This blog is mainly about the governance and future of policing and crime services. (Police & Crime Commissioners feature quite a lot.) But there are also posts about the wider justice system. And because I am town councillor and political activist, local & national issues are covered a little, as well.

Thursday, October 10, 2013

World Mental Health Day

Mental health and the degrees of it affect us. Some people, much more so. Some people are blessed with good mental health throughout their lives, but even they are likely to know several people who live lives that are variably crushed, riven and striated with depression, psychosis or manic behaviour.

Put simply, mental health affects us all.

And given this, it seems curious to me that mental ill health still carries such a stigma. Recent news reports such as the twisted Sun headline from a few days ago about the number of 'mental patients' who have killed people through to the 'psycho ward' dressing up costume available from all 'good' online outlets... Why is this?

I suspect that much of the stigma boils down to fear and/or lack of comprehension. Who would not fear becoming some of the depictions of people with mental health problems that many films present to us. Perhaps we are scared most of losing control (as it is described) or having our freedom take away from us and being 'sectioned'. And so we may well recoil from trying to understand and languish in our lack of comprehension. And even when we are confronted by poor mental health in our loved family members and dear friends, we cannot really understand what they are going through.

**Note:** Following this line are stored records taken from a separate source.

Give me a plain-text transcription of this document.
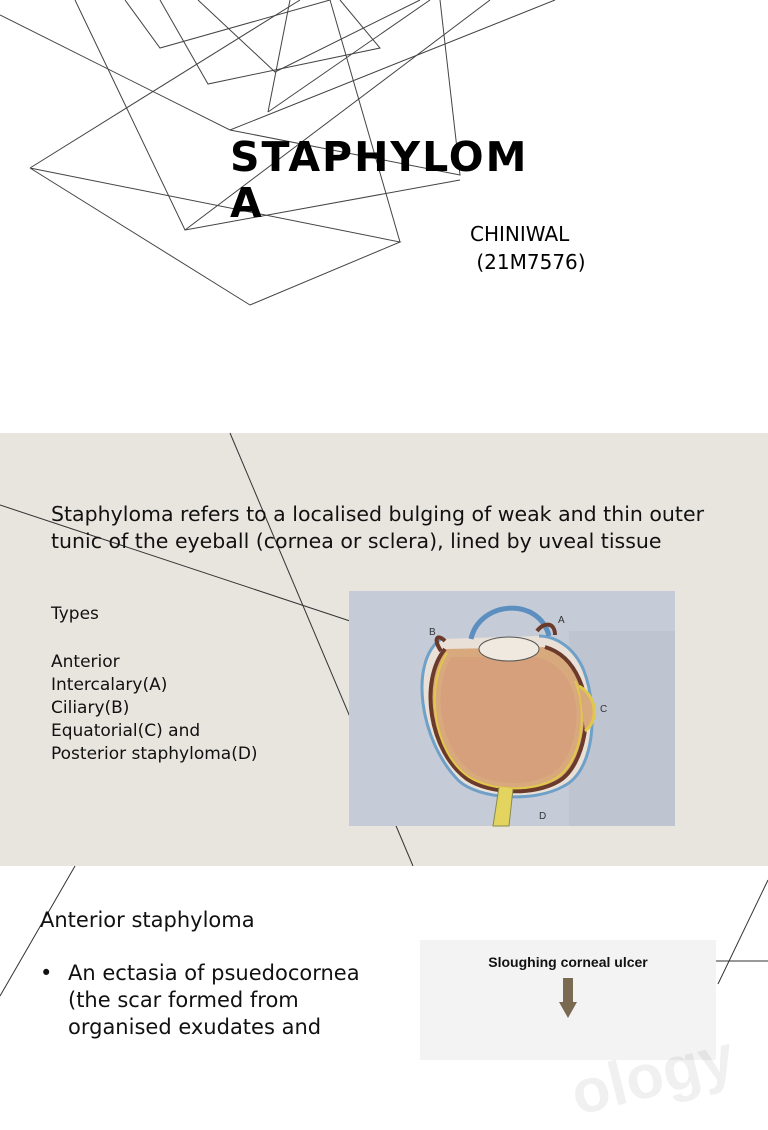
STAPHYLOM
A
CHINIWAL
(21M7576)

Staphyloma refers to a localised bulging of weak and thin outer tunic of the eyeball (cornea or sclera), lined by uveal tissue

Types
Anterior
Intercalary(A)
Ciliary(B)
Equatorial(C) and
Posterior staphyloma(D)
B
A
C
D
Anterior staphyloma
• An ectasia of psuedocornea (the scar formed from organised exudates and	ology
Sloughing corneal ulcer
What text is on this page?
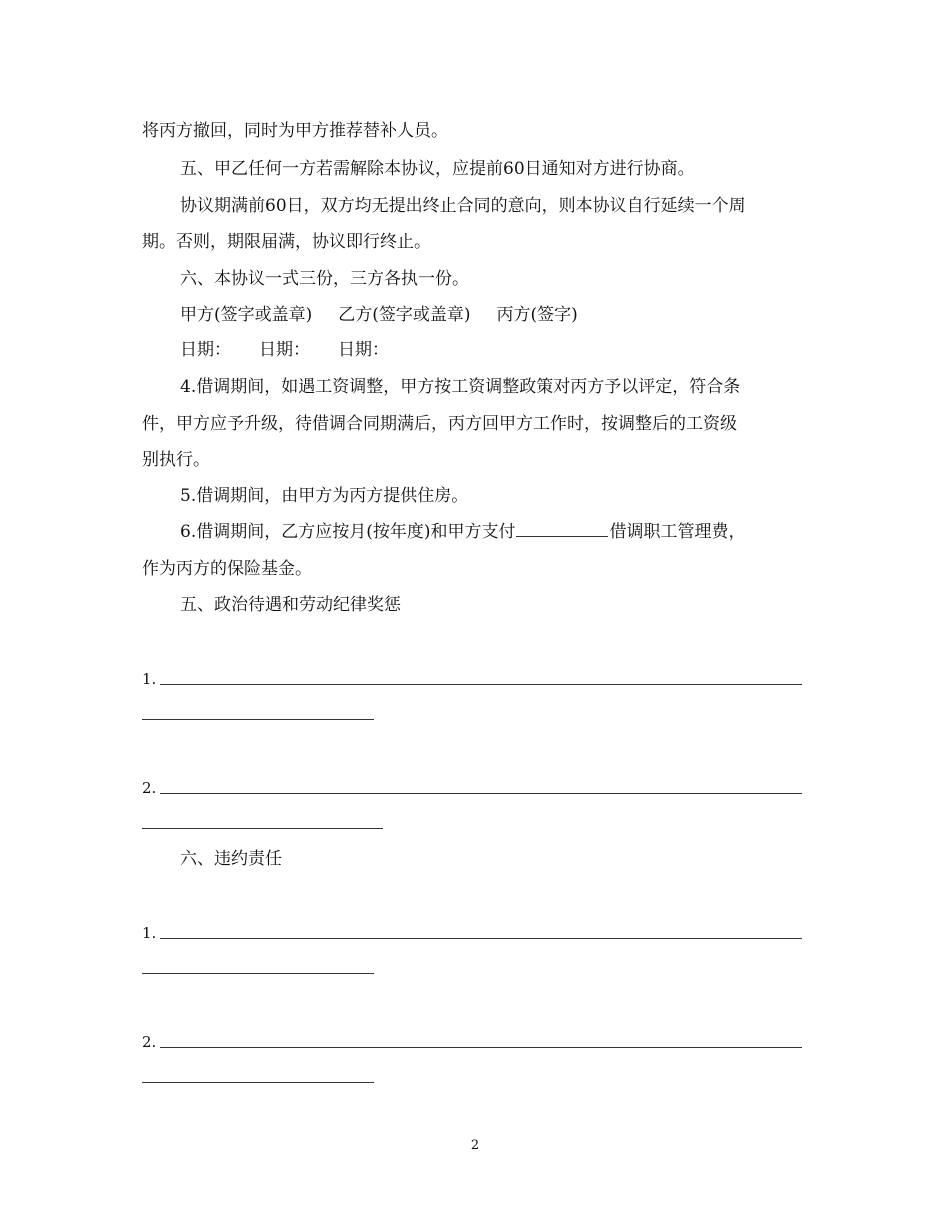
将丙方撤回，同时为甲方推荐替补人员。
五、甲乙任何一方若需解除本协议，应提前60日通知对方进行协商。
协议期满前60日，双方均无提出终止合同的意向，则本协议自行延续一个周
期。否则，期限届满，协议即行终止。
六、本协议一式三份，三方各执一份。
甲方(签字或盖章) 乙方(签字或盖章) 丙方(签字)
日期： 日期： 日期：
4.借调期间，如遇工资调整，甲方按工资调整政策对丙方予以评定，符合条
件，甲方应予升级，待借调合同期满后，丙方回甲方工作时，按调整后的工资级
别执行。
5.借调期间，由甲方为丙方提供住房。
6.借调期间，乙方应按月(按年度)和甲方支付	借调职工管理费，
作为丙方的保险基金。
五、政治待遇和劳动纪律奖惩
1.
2.
六、违约责任
1.
2.
2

But despite these gloomy thoughts, I do think things are getting better. Whilst there is much intolerance still, there is also much more recognition, acceptance and understanding of people with mental health problems. We surely have a long way to go and this is why days like this are very worthwhile.

But let us also celebrate the progress made. Long may it continue so that one day mental ill health will be something we can talk about as easily and as compassionately as we might a broken leg, diabetes or more serious diseases.